3. MCD (Masked Context Distillation): Forcing Independence via "Limited Context"

Mechanism: MCD is a pre-training strategy that ensures concept channels can support representations even when the context is incomplete. Building on iBOT's teacher-student distillation, it introduces a context channel sampling strategy: given two augmented views \(u\) and \(v\), the student receives view \(u\) with a randomly sampled subset of \(c\) context channels (\(1 \le c \le C_1\)), while the concept group remains intact. The teacher receives the full context from view \(v\).

\[u_{s,c1\text{-}smp} = \text{sample}(u_{c1}, c), \quad u_s = [u_{c1\text{-}smp}, u_{c2}], \quad v_t = [v_{c1}, v_{c2}]\]

The distillation loss is the KL divergence between the student's and teacher's projections \(z_s, z_t\):

\[L_{MCD} = L_{KL}(z_t \,\|\, z_s) = \sum_{k=1}^{K} z_t(k) \log \frac{z_t(k)}{z_s(k)}\]

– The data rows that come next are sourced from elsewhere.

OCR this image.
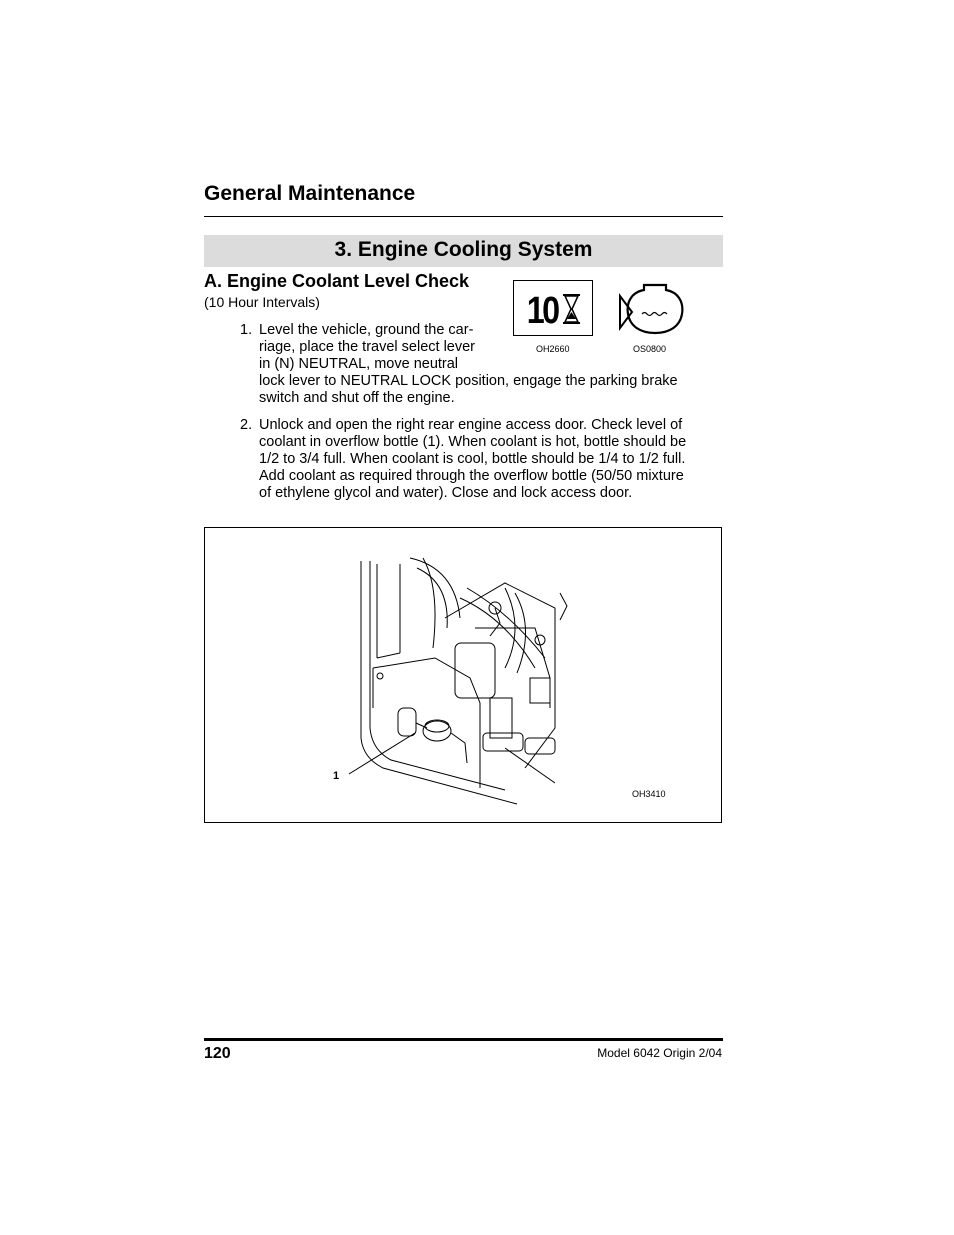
General Maintenance
3. Engine Cooling System
A. Engine Coolant Level Check
(10 Hour Intervals)	10
OH2660	OS0800
1. Level the vehicle, ground the car-
riage, place the travel select lever
in (N) NEUTRAL, move neutral
lock lever to NEUTRAL LOCK position, engage the parking brake
switch and shut off the engine.
2. Unlock and open the right rear engine access door. Check level of
coolant in overflow bottle (1). When coolant is hot, bottle should be
1/2 to 3/4 full. When coolant is cool, bottle should be 1/4 to 1/2 full.
Add coolant as required through the overflow bottle (50/50 mixture
of ethylene glycol and water). Close and lock access door.
1
OH3410
120	Model 6042 Origin 2/04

Design Motivation: The student is forced to align with a teacher that sees the full context despite having reduced context itself. This compels the model to extract more information from concept channels, resulting in "concept-driven" and robust representations.

Loss & Training

Pre-training is conducted on the HPA training set (~800k images) using iBOT and SubCell antibody losses. C3R utilizes ViT-S and ViT-B backbones. Branch encoders \(f_c\) have a depth of 2, while the joint layer \(f_s\) has a depth of 11. Total parameters and FLOPs are aligned with baselines for fair comparison. MCD channel sampling occurs before the forward pass, and dropping channels solely on the student side yielded the best results.

Key Experimental Results

Main Results

ID evaluation uses HPA-Loc (protein localization, mAP). OOD evaluation (channel-level) uses JUMP-Ret (zero-shot compound retrieval) and CHAMMI-FE (frozen encoder evaluation). C3R is pre-trained on 4-channel HPA images and not retrained for target datasets; conversely, Base-CP and SubCell are retrained to match target channel configurations.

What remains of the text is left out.